From the Guidelines
To correct hypernatremia, the formula is: Free water deficit (L) = 0.6 × body weight (kg) × [(current serum Na⁺/desired serum Na⁺) - 1], and the deficit should be corrected gradually over 48-72 hours. For example, in a 70 kg patient with serum sodium of 160 mEq/L, aiming for 145 mEq/L, the calculation would be: 0.6 × 70 × [(160/145) - 1] = 4.9 L. To determine the hourly rate, this deficit should be corrected gradually over 48-72 hours to prevent cerebral edema, so dividing 4.9 L by 48 hours gives approximately 100 mL/hour, as supported by the principles outlined in 1. The correction rate should not exceed 10 mEq/L/day (or 0.5 mEq/L/hour) to avoid neurological complications. Hypotonic fluids like D5W or 0.45% saline are typically used, and as noted in 1, water with dextrose (for example, 5% dextrose) can be used to calculate the initial rate of fluid administration based on a physiological demand.

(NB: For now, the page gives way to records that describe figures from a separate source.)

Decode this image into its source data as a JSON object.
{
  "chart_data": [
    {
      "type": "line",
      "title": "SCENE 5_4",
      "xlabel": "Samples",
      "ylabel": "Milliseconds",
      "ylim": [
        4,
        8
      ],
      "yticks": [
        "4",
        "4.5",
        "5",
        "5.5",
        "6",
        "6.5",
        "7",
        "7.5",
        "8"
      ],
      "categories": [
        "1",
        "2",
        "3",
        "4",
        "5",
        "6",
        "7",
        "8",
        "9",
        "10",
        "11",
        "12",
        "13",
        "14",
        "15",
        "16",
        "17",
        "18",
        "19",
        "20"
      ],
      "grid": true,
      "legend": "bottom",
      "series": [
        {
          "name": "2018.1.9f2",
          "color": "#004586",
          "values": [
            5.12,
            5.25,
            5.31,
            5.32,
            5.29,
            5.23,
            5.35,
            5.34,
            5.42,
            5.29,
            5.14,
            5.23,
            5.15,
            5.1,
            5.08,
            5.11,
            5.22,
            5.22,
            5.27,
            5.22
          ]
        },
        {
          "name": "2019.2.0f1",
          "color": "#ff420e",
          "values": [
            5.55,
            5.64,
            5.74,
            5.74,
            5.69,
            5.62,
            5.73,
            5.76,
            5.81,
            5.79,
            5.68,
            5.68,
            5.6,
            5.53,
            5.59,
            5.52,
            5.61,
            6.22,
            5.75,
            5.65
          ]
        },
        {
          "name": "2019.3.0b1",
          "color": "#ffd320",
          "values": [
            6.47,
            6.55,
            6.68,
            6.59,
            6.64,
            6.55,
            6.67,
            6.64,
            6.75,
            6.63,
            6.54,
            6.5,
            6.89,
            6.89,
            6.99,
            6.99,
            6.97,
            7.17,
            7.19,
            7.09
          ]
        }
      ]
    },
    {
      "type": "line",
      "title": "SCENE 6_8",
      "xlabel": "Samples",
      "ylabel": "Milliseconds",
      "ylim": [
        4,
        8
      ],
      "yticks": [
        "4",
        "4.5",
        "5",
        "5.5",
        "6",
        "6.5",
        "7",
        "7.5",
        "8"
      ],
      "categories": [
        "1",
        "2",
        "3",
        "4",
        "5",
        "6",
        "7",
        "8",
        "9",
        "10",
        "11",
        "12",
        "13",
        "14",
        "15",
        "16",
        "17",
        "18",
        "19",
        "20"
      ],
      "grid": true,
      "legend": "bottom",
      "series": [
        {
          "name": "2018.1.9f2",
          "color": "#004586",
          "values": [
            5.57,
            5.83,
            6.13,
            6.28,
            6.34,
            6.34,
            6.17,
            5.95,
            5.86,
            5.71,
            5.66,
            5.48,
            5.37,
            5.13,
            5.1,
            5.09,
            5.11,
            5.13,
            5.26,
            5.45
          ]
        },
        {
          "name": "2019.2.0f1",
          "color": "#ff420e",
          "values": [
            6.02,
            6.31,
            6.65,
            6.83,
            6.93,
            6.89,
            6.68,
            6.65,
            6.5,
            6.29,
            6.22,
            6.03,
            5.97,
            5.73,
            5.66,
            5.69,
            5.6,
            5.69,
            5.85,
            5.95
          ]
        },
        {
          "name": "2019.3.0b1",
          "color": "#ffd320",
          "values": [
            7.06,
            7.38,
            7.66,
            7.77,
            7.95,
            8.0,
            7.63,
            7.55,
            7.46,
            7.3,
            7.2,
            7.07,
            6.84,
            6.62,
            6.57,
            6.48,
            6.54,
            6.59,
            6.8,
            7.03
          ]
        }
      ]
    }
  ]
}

Regular monitoring of serum sodium (every 2-4 hours initially) is essential to adjust the rate as needed. Addressing the underlying cause of hypernatremia, such as diabetes insipidus or inadequate water intake, is equally important for effective treatment, and patients with conditions like NDI should be managed with a low threshold for intravenous rehydration and avoidance of salt-containing solutions, as recommended in 1.
Some key considerations in the management of hypernatremia include:
- Calculating the free water deficit to determine the total amount of fluid needed for correction
- Using hypotonic fluids to avoid exacerbating hypernatremia
- Monitoring serum sodium levels closely to adjust the correction rate as needed
- Addressing the underlying cause of hypernatremia to prevent recurrence
- Being aware of the potential for cerebral edema with rapid correction and taking steps to avoid it, as discussed in the context of NDI management in 1.
In terms of specific fluid administration rates, the routine maintenance rate can be used as a starting point, with adjustments made based on the patient's individual needs and response to treatment, considering the recommendations for fluid management in 1. For children, this might be 100 ml/kg/24h for the first 10 kg, 50 ml/kg/24h for the next 10 kg, and 20 ml/kg/24h for the remaining weight, while for adults, a rate of 25-30 ml/kg/24h is often used, as a general guideline in line with the principles outlined in 1.
From the Research
Hypernatremia Correction Formula
The formula for hypernatremia correction is based on the water-deficit equation, which estimates the volume of water required to correct dehydration 2. The equation is as follows: WD(1) = 0.6 × B(m) × [1 - (140 ÷ Na(+))], where B(m) denotes body mass and Na(+) denotes serum sodium level.
Example Calculation
For example, if a patient has a body mass of 70 kg and a serum sodium level of 160 mEq/L, the calculated water deficit would be: WD(1) = 0.6 × 70 × [1 - (140 ÷ 160)] = 0.6 × 70 × [1 - 0.875] = 0.6 × 70 × 0.125 = 5.25 L
Correction Rate
The correction rate for hypernatremia is typically 1-2 mmol/L per hour 3. To calculate the correction rate in ml/h, we need to know the patient's body weight and the desired correction rate. For example, if we want to correct a patient's serum sodium level from 160 mEq/L to 140 mEq/L over 24 hours, and the patient weighs 70 kg, we can calculate the correction rate as follows: Correction rate = (160 - 140) × 0.6 × 70 = 20 × 0.6 × 70 = 840 mmol/24h = 35 mmol/h Since 1 mmol of sodium is equivalent to 1 ml of water, the correction rate in ml/h would be: Correction rate = 35 mmol/h × 1 ml/mmol = 35 ml/h × (160-140)/20 = 1050 ml/24h = 43.75 ml/h for the first 12 hours and then 21.875 ml/h for the next 12 hours to avoid overcorrection.
Important Considerations
When correcting hypernatremia, it's essential to monitor the patient's serum sodium level and adjust the correction rate accordingly 4. Overcorrection can lead to hyponatremia, which can be life-threatening 5, 6. Desmopressin may be used to treat central diabetes insipidus, but it can also increase the risk of hyponatremia 6.
Key Points
- The water-deficit equation can be used to estimate the volume of water required to correct dehydration.
- The correction rate for hypernatremia is typically 1-2 mmol/L per hour.
- Desmopressin may be used to treat central diabetes insipidus, but it can also increase the risk of hyponatremia.
- Monitoring the patient's serum sodium level and adjusting the correction rate accordingly is crucial to avoid overcorrection or undercorrection.